Out now from Canongate – a Specsavers TV Book Club 2011 Summer Read.
Never have I found the old adage ‘never judge a book by its cover’ more true than in the case of Matt Haig’s The Radleys. As a test to this fact, the other evening I asked Mrs W what she thought the book I was reading might be like or might be about – this was greeted by the simple comment that she expected it was a boring book. I think she was then as surprised as I was when I told her it was a tale of a family of vampires and was packed with action.
One of this year’s Summer Reads selection by TV Book Club, I was keen to get this one read early as I’ve been lucky enough to be invited to watch the recording of the show in which this book is discussed later this week.

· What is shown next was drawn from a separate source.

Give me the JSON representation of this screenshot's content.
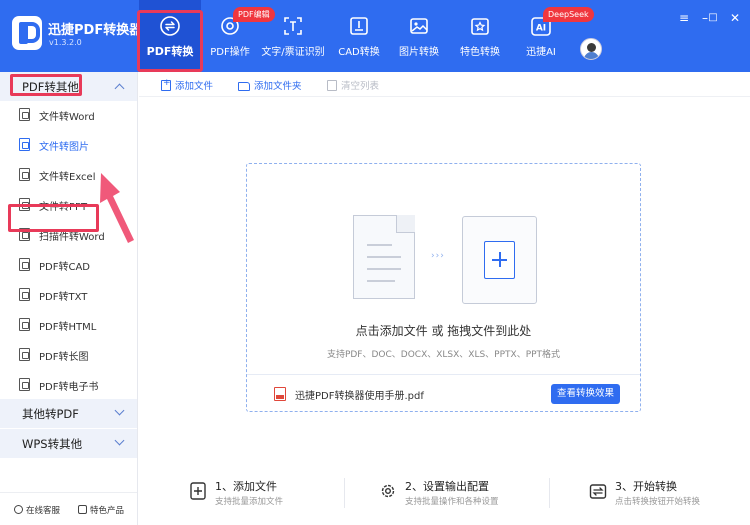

It was nothing like I’d expected – and all in a good way.
The Radleys have a dark secret – that they are vampires – but they’re trying to keep that secret from their children as long as possible and go about their suburban lives as best they can, working and living by the rules as laid out in ‘The Abstainer’s Handbook (second edition)’ – a tome which is quoted in sections throughout the novel.
But, when daughter Clara is attacked one night she begins to discover in a very bad way just what she might be – she’d always wondered why the family had such high factor sun cream and had trouble sleeping.
Uncle Will arrives in town and sets up camp in his VW Campervan on the street opposite the Radley’s residence and Uncle Will seems to have even darker secrets than the fact he too is a blood-sucker.
The novel is peppered with really nice touches throughout, such as the fact that many famous people including Jimi Hendrix were apparently vampires and the club The VIB Room, where goths hang out to listen to Nick Cave and watch old black and white German horror movies.
There’s also a special police department that knows of and deals with vampire crime but they in turn have to deal with The Sheridan Society (named after the author Sheridan Le Fanu) who are an organisation who support vampires. And I loved the fact that the vampires can find each other and seek out fresh blood online via ‘Neckbook’.
This is an everyday suburban tale with added bite. It put me in mind of the movie Meet the Applegates (where a family of aliens are trying to blend in with the neighbours).
A very refreshing take on such a popular genre – but, fortunately, this isn’t the shiny vampires of certain teen romance books.
An entertaining and pleasant (if that word can be used in the context of a book filled with throats being ripped) surprise and I was very pleased to read that it’s getting the cinematic treatment by Alfonso Cuaron (Children of Men).